Warum die Päpste vor Irrtum geschützt sind

„Dem hl. Petrus aber hat Christus ausdrücklich die Verheißung unüberwindlicher Felsenfestigkeit gegenüber der Hölle gegeben, und sein göttliches Wort „Himmel und Erde werden vergehen, aber meine Wort werden nicht vergehen“ ist vor allem auf die feierliche Verheißung zu beziehen. Wenn wir aber daher in den ununterbrochenen und stets vergeblichen Angriffen der Hölle auf das „Weib“ die teilweise Erfüllung des Urevangeliums vor Augen haben: so ist die ganze Kirchengeschichte ein fortgesetzter Beweis von der Erfüllung des Wortes Christi, indem der Heilige Stuhl sichtbar durch eine übernatürliche Macht in der Bewahrung der christlichen Wahrheit gegen alle Ränke der Hölle und der Welt geschützt wird.“ (S. 513f.)

„Von ihrer Unfehlbarkeit haben die Päpste nur die persönliche Auszeichnung, daß sie mehr als alle andern Menschen auf die treue Bewahrung der Lehre ihrer Vorgänger zu achten haben und eine furchtbare Verantwortlichkeit fürchten müssen, wo fern sie in vermessenem Leichtsinne den Beistand des Heiligen Geistes ohne vorherige Anwendung aller natürlichen Mittel mißbrauchen, oder in ihrem Tun und Reden mit der Lehre ihres Stuhles in Widerspruch treten und den Gläubigen Ärgernis geben sollten; und die Erfahrung lehrt, daß sie in dieser Beziehung stets das Beispiel der unbefleckten Jungfrau nachgeahmt haben, welche, obgleich gegen alle Leidenschaften und Sündengefahr vom Grunde aus gesichert, nichtsdestoweniger alle die Vorsichtsmaßregeln anwandte, welche andere gegen die Sünde anwenden müssen. Die Lust, neue Entdeckungen auf den Markt zu bringen, welche sonst alle eitlen Geister bezaubert, wird jedenfalls durch die Lehre der Unfehlbarkeit nicht befriedigt, denn die Unfehlbarkeit gilt für alle Päpste der Vergangenheit, wie für Pius IX., und involviert folglich für diesen die absolute Unmöglichkeit, etwas Neues, was der Lehre seiner Vorgänger widerspräche, zu lehren.“ (S. 522)

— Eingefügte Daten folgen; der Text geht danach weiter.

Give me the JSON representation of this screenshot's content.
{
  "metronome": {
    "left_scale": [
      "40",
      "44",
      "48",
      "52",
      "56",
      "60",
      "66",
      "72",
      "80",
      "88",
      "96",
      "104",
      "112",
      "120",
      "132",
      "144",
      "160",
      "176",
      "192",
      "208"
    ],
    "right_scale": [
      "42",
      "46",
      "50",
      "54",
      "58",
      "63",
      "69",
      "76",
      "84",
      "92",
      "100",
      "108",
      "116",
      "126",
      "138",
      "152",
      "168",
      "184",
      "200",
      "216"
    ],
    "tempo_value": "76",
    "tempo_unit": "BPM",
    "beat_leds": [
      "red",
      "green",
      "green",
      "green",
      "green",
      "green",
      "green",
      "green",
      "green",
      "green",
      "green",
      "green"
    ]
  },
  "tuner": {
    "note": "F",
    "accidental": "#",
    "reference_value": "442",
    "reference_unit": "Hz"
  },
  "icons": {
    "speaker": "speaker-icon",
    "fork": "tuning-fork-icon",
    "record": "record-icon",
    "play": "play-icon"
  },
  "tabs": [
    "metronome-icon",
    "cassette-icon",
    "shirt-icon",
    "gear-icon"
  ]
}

aus: M. J. Scheeben – „Das ökumenische Concil vom Jahre 1869“ Bd. 2, 1870

Das ökumenische Konzil von 1869: Pastor aeternus

Und weil der Ausspruch unseres Herrn Jesus Christus nicht übergangen werden kann, der da sagt: Du bist Petrus, und auf diesen Felsen will ich meine Kirche bauen, so wird die Wahrheit dieses Ausspruches durch den Erfolg bestätigt, indem auf dem Apostolischen Stuhle stets die katholische Religion unversehrt bewahrt und die heilige Lehre hochgehalten worden ist.

Um diesem Hirtenamte zu genügen, haben Unsere Vorgänger stets einen unermüdlichen Fleiß angewendet, die heilsame Lehre Christi bei allen Völkern der Erde zu verbreiten, und mit gleicher Sorge darüber gewacht, dass sie da, wo sie Aufnahme gefunden, auch unversehrt und rein erhalten werde.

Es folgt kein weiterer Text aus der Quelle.